Teen who raped boy, 6, sentenced to 16 months detention


A teenager who raped a six-year-old boy who was his neighbour has been sentenced to 16 months detention.

The now 17-year-old, who cannot be identified because of his age, had earlier pleaded guilty to two counts of rape on dates between July 2019 and October 2021. He was 13 years old when the offending began and continued until he was 15. The victim was aged between six and nine at the time.

The judge adjourned sentencing on the second offence until after his 18th birthday because the law does not allow for suspended sentences in the case of juveniles. Mr Justice Paul McDermott criticised the absence of legislation to allow for suspended sentences for child offenders and said the process would be a lot more straightforward if the law was changed.

The court heard the offences came to light when a man saw the two boys in an outdoor communal area of a residential complex.

The man shouted after seeing the younger boy with his tracksuit bottoms down and the older boy standing behind him. The boys ran away but the witness told the victim’s mother what he had seen. The boy originally told his mother nothing had happened but later told gardaí he was out playing when the teenager said he had a surprise for him.

He said he was brought to the communal area and told to close his eyes and pull his trousers down. The teenager then raped him. He said this occurred around four times. He said he refused on one occasion and started crying, but the teenager slapped him on the head.

Gardaí spoke to the defendant at the scene and while he admitted being there, he denied any sexual activity. He attended voluntarily for interview at a garda station with his father and denied the allegations. He later pleaded guilty.

In a victim impact statement read to the court at a previous hearing, the victim’s mother said her son “had trust in everyone” in the area, as did she, including the teenager.

She described the teenager’s actions as “inexcusable” and said they will never be forgotten or forgiven.

She described her son as a kind, happy and bubbly child who was the “life and soul of any party” and involved in many local activities.

She said her son “wanted to fit in and be liked” and they as a family had “no reason” to be concerned about the boy in the teenager’s company as they trusted him.

She said their trust in their neighbours has been “shattered” resulting in a feeling of isolation and that what happened has also had an impact on a “close-knit community” they are part of.

Her son is “still my happy boy”, but she said she is concerned for his future.

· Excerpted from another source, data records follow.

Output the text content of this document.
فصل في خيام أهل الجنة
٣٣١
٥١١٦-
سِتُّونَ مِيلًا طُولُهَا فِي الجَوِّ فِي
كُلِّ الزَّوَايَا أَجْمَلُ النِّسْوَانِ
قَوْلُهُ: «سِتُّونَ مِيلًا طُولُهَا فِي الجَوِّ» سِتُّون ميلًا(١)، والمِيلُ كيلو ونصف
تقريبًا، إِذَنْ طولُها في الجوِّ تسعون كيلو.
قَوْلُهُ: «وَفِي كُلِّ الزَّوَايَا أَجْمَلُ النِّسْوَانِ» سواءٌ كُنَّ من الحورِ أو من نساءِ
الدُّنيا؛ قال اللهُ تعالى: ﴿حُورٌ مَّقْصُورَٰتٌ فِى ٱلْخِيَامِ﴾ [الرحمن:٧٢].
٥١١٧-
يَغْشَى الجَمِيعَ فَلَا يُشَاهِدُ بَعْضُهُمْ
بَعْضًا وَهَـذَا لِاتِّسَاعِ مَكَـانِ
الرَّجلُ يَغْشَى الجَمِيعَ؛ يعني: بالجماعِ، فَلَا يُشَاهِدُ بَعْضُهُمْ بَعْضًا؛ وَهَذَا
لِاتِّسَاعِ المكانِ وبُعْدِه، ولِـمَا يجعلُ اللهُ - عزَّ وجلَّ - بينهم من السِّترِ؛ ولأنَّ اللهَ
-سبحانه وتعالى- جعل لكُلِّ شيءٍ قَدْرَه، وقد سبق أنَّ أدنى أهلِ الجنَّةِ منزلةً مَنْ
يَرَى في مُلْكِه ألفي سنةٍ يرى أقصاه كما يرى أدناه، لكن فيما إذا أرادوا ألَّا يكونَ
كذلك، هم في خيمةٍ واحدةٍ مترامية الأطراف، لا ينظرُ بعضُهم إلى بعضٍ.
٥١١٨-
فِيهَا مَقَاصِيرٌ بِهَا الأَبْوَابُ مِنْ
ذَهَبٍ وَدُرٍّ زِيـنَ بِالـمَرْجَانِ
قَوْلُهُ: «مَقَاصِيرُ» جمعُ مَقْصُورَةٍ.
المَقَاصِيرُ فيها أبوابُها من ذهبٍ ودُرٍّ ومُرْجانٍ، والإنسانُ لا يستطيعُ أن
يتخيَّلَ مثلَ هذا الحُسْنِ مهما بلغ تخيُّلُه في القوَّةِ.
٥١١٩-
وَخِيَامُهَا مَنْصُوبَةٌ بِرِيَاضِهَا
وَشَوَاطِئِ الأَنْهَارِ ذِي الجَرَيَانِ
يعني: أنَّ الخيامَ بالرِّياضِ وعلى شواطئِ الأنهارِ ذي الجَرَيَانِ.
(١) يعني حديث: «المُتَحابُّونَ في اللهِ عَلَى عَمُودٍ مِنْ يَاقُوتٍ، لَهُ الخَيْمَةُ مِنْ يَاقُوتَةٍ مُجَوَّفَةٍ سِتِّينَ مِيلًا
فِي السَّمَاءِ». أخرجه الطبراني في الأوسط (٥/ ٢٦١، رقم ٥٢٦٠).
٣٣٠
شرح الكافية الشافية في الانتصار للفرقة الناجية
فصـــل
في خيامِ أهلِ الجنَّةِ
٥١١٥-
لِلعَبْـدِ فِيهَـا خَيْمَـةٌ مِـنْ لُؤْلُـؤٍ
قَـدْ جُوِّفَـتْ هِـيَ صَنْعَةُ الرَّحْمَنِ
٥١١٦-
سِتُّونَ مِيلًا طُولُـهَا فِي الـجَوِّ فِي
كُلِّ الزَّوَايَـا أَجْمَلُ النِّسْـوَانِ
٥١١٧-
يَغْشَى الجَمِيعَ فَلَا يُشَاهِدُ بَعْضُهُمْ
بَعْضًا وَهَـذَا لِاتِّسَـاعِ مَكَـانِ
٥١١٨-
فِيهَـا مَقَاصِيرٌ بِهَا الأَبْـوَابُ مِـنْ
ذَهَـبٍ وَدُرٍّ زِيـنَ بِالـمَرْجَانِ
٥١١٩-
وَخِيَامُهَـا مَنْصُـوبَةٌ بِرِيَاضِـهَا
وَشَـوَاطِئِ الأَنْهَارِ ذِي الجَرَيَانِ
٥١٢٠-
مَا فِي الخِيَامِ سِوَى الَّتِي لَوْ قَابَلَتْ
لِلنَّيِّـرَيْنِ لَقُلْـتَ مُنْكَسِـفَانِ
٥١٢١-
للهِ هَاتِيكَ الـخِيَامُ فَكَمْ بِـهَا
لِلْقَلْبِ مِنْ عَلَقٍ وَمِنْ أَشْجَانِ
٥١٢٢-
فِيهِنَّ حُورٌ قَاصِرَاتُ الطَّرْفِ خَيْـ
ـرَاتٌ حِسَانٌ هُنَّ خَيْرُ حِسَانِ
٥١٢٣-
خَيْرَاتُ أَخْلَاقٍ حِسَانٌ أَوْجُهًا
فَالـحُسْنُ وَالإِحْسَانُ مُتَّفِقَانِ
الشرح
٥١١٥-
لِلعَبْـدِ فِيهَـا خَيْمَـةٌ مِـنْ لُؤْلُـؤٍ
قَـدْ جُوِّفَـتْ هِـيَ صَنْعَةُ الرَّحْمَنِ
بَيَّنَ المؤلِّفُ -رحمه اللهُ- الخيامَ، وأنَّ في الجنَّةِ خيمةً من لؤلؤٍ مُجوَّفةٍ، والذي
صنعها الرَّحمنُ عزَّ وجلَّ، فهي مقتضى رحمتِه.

The court heard that the boy is seeing a counsellor in school, but does not wish to dwell on the abuse.

At the same hearing defence counsel James Dwyer said the teenager is currently doing his Leaving Certificate and wishes to continue his education. He had challenging behaviour when he was younger and was referred for psychological assessment. His parents were in court to support him.

He said the probation report outlines that the teenager acknowledges the trauma and shame caused to the boy and that he was too young to consent.

He asked the court to take into consideration her client’s guilty plea, his young age at the time and the significance to a teenager of the passage of time since the offending occurred

A psychological report was handed to the court, which outlined that the teenager needs to work on his insight into his offending and victim empathy.

Passing sentence today Mr Justice Paul McDermott told the defendant he would have to address the issue of responsibility for his actions and an “appropriate safety plan” should be put in place to ensure against a risk of further offending.

He said there was a lack of insight and understanding or engagement about the harm caused. The judge said it was clear there was a “great deal of work to be done” by the defendant for his own good and to the benefit to society to deal with any possible further risk of offending if it exists.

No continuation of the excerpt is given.